The recommended testing pattern is to build a MockConfigItemStore from your manifest file, then use with_replacement() to inject specific values for secure_text items using mock_secure_text_app_config_item():

from benchling_sdk.apps.config.mock_config import (
    MockConfigItemStore,
    MockDecryptionProviderStatic,
    mock_secure_text_app_config_item,
)
from benchling_sdk.apps.helpers.manifest_helpers import manifest_from_file

# Load your real manifest to build a realistic mock config
manifest = manifest_from_file("path/to/manifest.yaml")
mock_store = MockConfigItemStore.from_manifest(manifest)

# Replace the secure_text item with a known ciphertext value
mock_store = mock_store.with_replacement(
    mock_secure_text_app_config_item(
        path=["External API Key"],
        value="mock-ciphertext-value",
    )
)

# Use MockDecryptionProviderStatic to map that ciphertext to a known plaintext
mock_provider = MockDecryptionProviderStatic("plaintext-test-api-key")
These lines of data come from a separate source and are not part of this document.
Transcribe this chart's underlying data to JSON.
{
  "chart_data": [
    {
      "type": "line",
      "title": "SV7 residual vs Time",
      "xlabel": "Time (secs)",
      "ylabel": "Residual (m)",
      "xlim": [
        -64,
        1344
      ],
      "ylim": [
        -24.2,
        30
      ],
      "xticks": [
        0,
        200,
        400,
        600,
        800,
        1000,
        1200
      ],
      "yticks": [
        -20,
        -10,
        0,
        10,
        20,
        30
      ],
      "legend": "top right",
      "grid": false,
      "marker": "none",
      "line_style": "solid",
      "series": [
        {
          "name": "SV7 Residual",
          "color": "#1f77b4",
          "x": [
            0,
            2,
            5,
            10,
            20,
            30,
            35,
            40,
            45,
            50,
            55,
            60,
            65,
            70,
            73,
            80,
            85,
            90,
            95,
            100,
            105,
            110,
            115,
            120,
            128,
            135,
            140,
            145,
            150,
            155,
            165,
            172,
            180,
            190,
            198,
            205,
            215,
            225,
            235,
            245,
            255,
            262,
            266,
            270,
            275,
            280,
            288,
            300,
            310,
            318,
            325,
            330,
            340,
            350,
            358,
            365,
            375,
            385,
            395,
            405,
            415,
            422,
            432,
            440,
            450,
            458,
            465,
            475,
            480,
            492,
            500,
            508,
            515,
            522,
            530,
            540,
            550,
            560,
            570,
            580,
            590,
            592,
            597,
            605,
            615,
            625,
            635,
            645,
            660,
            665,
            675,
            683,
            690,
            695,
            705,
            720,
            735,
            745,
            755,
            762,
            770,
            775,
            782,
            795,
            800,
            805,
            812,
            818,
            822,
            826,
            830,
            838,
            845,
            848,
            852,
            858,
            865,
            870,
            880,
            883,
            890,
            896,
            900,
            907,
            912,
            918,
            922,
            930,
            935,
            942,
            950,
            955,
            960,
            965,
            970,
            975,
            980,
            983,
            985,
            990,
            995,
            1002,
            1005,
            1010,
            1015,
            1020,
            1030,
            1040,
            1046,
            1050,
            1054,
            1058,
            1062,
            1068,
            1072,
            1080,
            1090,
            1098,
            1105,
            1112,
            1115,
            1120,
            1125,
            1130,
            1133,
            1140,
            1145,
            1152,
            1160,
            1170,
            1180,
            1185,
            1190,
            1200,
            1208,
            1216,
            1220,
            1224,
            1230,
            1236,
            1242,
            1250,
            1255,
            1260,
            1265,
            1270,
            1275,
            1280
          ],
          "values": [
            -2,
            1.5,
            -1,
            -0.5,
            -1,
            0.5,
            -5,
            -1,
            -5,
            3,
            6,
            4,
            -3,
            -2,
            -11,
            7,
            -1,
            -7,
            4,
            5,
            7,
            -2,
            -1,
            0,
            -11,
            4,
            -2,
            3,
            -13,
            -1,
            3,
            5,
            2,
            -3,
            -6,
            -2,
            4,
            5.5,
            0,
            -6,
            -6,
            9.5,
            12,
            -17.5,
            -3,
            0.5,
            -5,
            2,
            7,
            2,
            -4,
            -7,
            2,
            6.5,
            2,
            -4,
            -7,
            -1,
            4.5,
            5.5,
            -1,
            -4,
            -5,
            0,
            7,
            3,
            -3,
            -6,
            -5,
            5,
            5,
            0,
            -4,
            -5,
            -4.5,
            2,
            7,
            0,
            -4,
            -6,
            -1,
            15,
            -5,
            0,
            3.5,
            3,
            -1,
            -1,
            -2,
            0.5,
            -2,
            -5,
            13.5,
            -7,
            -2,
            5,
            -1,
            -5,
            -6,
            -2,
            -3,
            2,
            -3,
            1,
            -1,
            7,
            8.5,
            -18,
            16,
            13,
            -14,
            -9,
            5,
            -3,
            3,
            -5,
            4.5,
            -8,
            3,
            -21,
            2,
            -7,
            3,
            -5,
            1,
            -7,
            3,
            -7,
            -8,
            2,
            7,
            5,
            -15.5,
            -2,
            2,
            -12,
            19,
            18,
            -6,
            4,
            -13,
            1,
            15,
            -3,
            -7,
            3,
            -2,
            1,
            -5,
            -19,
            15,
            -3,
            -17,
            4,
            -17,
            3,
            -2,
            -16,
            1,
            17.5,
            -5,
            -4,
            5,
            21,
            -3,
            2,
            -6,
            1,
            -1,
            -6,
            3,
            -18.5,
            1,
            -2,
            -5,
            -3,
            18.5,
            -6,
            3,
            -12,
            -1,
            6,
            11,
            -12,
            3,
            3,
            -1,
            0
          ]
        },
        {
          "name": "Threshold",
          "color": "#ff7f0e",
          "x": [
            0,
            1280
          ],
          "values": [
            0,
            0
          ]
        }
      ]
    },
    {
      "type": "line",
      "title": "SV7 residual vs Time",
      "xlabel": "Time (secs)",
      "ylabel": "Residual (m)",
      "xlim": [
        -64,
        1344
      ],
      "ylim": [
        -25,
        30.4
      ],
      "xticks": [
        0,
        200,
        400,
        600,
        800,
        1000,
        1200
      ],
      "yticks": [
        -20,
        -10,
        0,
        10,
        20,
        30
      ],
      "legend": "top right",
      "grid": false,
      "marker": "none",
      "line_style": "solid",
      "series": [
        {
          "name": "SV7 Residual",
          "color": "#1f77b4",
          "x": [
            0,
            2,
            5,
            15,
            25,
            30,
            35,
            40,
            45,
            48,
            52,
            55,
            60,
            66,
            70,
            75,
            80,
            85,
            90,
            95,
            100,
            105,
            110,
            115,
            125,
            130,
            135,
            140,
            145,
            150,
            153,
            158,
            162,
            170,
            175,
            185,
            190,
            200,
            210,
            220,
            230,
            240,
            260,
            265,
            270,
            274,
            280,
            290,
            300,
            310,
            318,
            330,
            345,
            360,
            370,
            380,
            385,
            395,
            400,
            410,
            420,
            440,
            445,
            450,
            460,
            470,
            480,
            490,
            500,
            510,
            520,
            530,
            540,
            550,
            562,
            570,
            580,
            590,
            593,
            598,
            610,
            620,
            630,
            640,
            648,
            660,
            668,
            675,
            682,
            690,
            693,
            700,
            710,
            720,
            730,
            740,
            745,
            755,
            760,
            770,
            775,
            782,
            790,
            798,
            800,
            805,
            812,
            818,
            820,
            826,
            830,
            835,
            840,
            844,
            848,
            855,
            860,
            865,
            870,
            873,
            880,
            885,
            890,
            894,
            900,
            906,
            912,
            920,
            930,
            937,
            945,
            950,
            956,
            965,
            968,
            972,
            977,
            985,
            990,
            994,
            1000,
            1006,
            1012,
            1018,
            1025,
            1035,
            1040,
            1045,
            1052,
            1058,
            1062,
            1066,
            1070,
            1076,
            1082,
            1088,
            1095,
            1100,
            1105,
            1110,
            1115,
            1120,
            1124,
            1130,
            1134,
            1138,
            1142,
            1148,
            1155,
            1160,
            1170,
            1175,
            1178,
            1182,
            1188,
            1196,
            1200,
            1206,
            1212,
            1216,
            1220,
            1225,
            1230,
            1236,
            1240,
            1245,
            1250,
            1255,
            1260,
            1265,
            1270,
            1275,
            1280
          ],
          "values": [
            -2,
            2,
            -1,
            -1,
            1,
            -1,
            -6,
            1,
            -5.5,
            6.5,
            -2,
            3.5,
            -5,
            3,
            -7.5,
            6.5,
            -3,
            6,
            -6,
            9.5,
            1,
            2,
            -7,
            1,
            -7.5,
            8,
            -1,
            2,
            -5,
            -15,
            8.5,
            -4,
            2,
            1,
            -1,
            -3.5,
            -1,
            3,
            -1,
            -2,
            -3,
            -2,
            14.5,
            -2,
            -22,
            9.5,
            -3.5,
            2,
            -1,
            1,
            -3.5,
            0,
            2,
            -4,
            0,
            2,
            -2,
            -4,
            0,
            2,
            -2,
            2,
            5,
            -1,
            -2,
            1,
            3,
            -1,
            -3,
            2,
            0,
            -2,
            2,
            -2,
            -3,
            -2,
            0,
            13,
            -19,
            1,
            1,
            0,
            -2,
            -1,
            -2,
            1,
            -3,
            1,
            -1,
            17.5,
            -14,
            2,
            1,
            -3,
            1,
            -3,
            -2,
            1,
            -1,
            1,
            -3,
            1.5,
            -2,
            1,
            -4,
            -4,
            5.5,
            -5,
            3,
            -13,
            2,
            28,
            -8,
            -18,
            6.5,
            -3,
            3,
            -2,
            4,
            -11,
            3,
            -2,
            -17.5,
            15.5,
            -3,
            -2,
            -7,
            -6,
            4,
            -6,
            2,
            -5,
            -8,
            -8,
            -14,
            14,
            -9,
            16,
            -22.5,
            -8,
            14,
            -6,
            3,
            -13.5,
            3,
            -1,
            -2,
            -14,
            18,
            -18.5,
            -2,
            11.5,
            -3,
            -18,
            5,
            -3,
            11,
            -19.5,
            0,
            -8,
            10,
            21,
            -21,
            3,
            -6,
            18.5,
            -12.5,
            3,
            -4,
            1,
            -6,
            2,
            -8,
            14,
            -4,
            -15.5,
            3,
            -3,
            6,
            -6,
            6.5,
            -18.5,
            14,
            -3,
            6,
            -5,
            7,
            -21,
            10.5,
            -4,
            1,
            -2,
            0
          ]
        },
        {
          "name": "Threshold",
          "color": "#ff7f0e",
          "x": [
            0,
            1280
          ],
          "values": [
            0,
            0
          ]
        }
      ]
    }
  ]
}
# In your test, decrypt exactly as you would in production
ciphertext = mock_store.config_by_path(["External API Key"]).required().value()
plaintext = mock_provider.decrypt(ciphertext)
assert plaintext == "plaintext-test-api-key"

MockConfigItemStore.from_manifest() generates randomized but valid mock values for all config items in your manifest. Use with_replacement() to selectively override specific items with controlled test values without having to mock the entire config manually.


Security Considerations

  • Never commit your private key. Store it in AWS KMS, Azure Key Vault, HashiCorp Vault, or equivalent. The unwrap_key() pattern is designed so your private key never needs to be present in application memory as a raw value.
  • Rotate keys by updating your manifest. To rotate, generate a new keypair, update publicKey in your manifest, re-upload the manifest, and have the tenant admin re-enter any secure_text config values. Benchling will re-encrypt them with the new public key automatically.
  • One keypair per app. All secure_text config items for a given app are encrypted with the same public key. If you need encrypted values accessible to different services with different key access, consider separate apps with separate manifests.
  • Do not log ciphertext values. Although they are encrypted, logging JWE tokens unnecessarily increases exposure surface.